France | France, Conseil d'État, 5ème - 6ème chambres réunies, 19 juillet 2023, 463520


Vu la procédure suivante :

M. B... A... a demandé au tribunal administratif de Pau de condamner l'Etat à lui verser la somme de 8 000 euros en réparation des préjudices résultant d'un retard de l'immatriculation définitive de son véhicule. Par une ordonnance n°2102919 du 28 février 2022, le président de la 2ème chambre du tribunal administratif de Pau a rejeté sa demande.

Par un pourvoi sommaire et un mémoire complémentaire, enregistrés les 26 avril et 25 juillet 2022 au secrétariat du contentieux du Conseil d'Etat, M. A... demande au Conseil d'Etat :

1°)

d'annuler cette ordonnance ;

2°) réglant l'affaire au fond, de faire droit à sa d...

Vu la procédure suivante :

M. B... A... a demandé au tribunal administratif de Pau de condamner l'Etat à lui verser la somme de 8 000 euros en réparation des préjudices résultant d'un retard de l'immatriculation définitive de son véhicule. Par une ordonnance n°2102919 du 28 février 2022, le président de la 2ème chambre du tribunal administratif de Pau a rejeté sa demande.

Par un pourvoi sommaire et un mémoire complémentaire, enregistrés les 26 avril et 25 juillet 2022 au secrétariat du contentieux du Conseil d'Etat, M. A... demande au Conseil d'Etat :

1°) d'annuler cette ordonnance ;

2°) réglant l'affaire au fond, de faire droit à sa demande ;

3°) de mettre à la charge de l'Etat la somme de 2 355 euros au titre de l'article L. 761-1 du code de justice administrative.

Vu les autres pièces du dossier ;

Vu :

- le code des relations entre le public et l'administration ;

- le code de justice administrative ;

Après avoir entendu en séance publique :

- le rapport de Mme Flavie Le Tallec, maître des requêtes en service extraordinaire,

- les conclusions de M. Florian Roussel, rapporteur public.

La parole ayant été donnée, après les conclusions, à la SCP Le Bret-Desaché, avocat de M. A....

Considérant ce qui suit :

1. Il ressort des pièces du dossier soumis au juge du fond que M. A... a demandé au tribunal administratif de Pau de condamner l'Etat à lui verser la somme de 8 000 euros en réparation des préjudices qu'il estime avoir subis du fait d'un retard dans l'immatriculation définitive de son véhicule par l'intermédiaire du système dématérialisé mis en œuvre par l'Agence nationale des titres sécurisés. Par une ordonnance du 28 février 2022, contre laquelle M. A... se pourvoit, le président de la 2ème chambre du tribunal administratif de Pau a rejeté sa demande comme manifestement irrecevable sur le fondement du 4° de l'article R. 222-1 du code de justice administrative.

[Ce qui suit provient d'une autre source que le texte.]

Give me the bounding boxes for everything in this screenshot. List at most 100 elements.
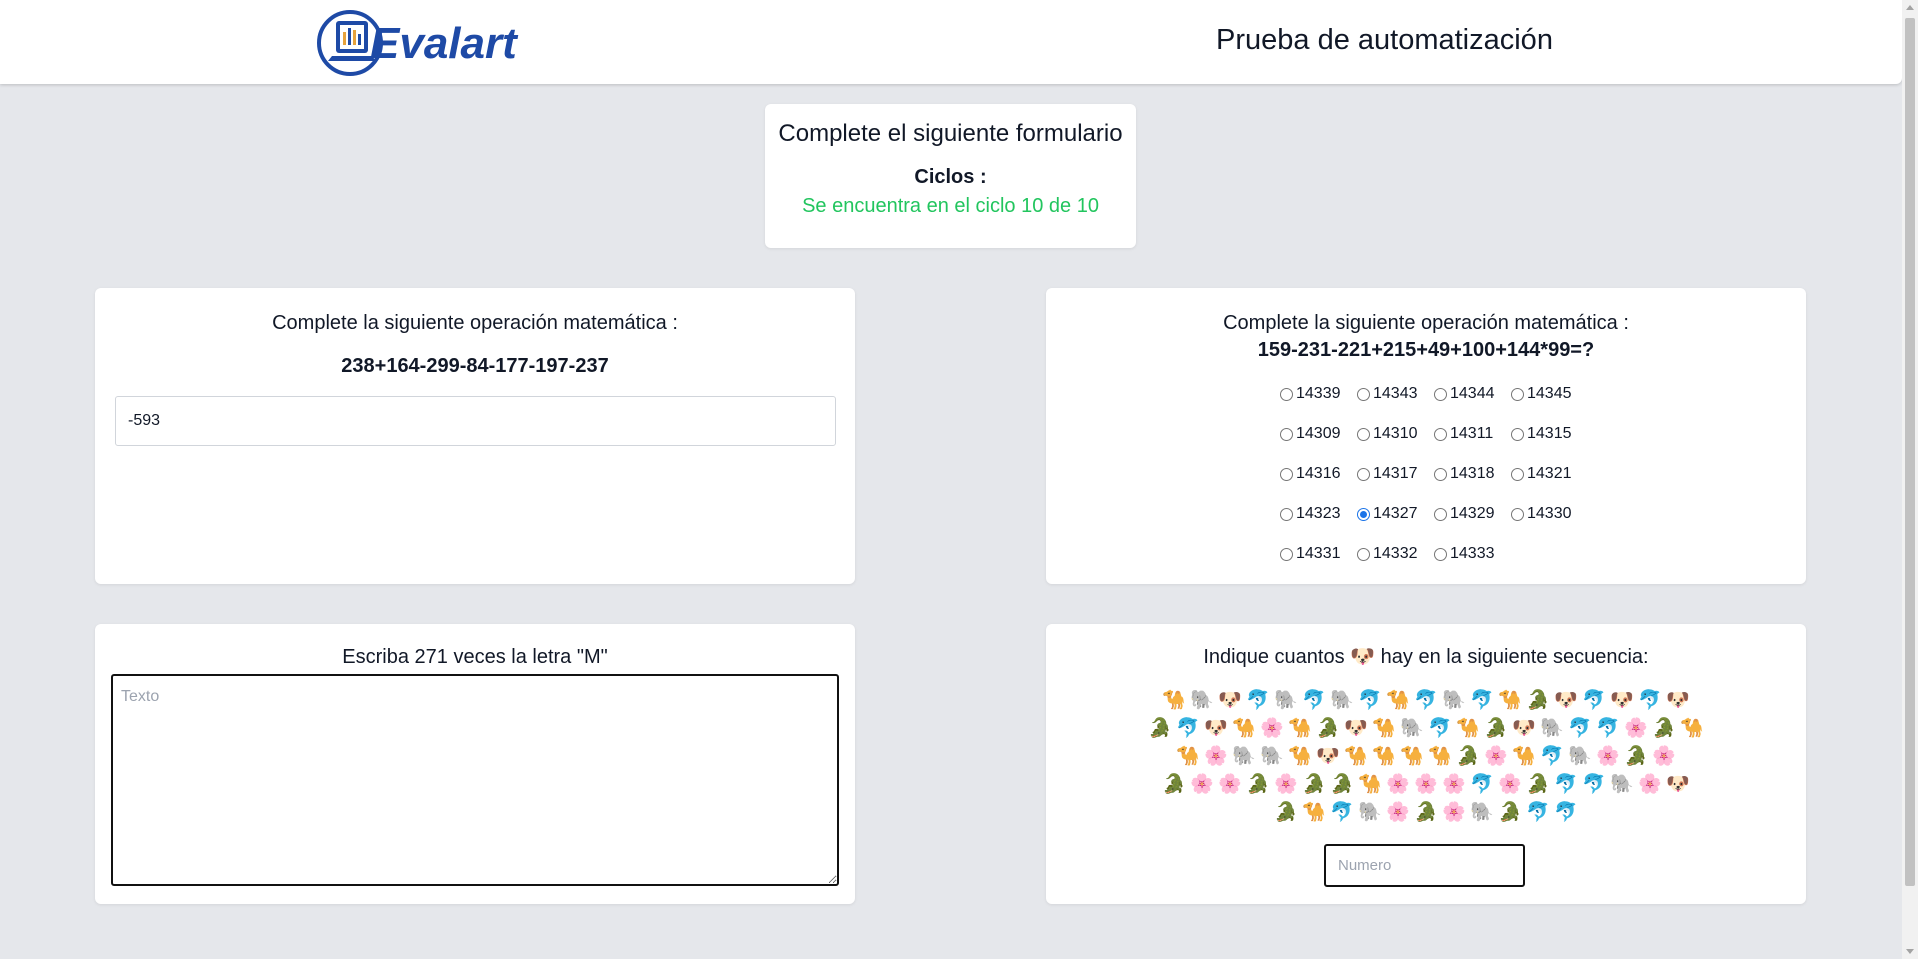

2. En premier lieu, d'une part, aux termes de l'article R. 412-1 du code de justice administrative : " La requête doit, à peine d'irrecevabilité, être accompagnée, sauf impossibilité justifiée, de l'acte attaqué ou, dans le cas mentionné à l'article R. 421-2 [c'est-à-dire le cas où le silence gardé par l'autorité administrative sur une demande vaut décision de rejet], de la pièce justifiant de la date de dépôt de la réclamation ". En application de ces dispositions, la requête est irrecevable en l'absence de production soit de la décision attaquée ou d'un document en reprenant le contenu, soit de l'accusé de réception de la réclamation adressée à l'administration ou de toute autre pièce permettant d'établir une telle réception. A défaut de production de tels éléments à l'appui de la requête, cette irrecevabilité est susceptible d'être régularisée par la production en cours d'instruction de ces mêmes justificatifs, y compris le cas échéant après l'expiration du délai de recours contentieux.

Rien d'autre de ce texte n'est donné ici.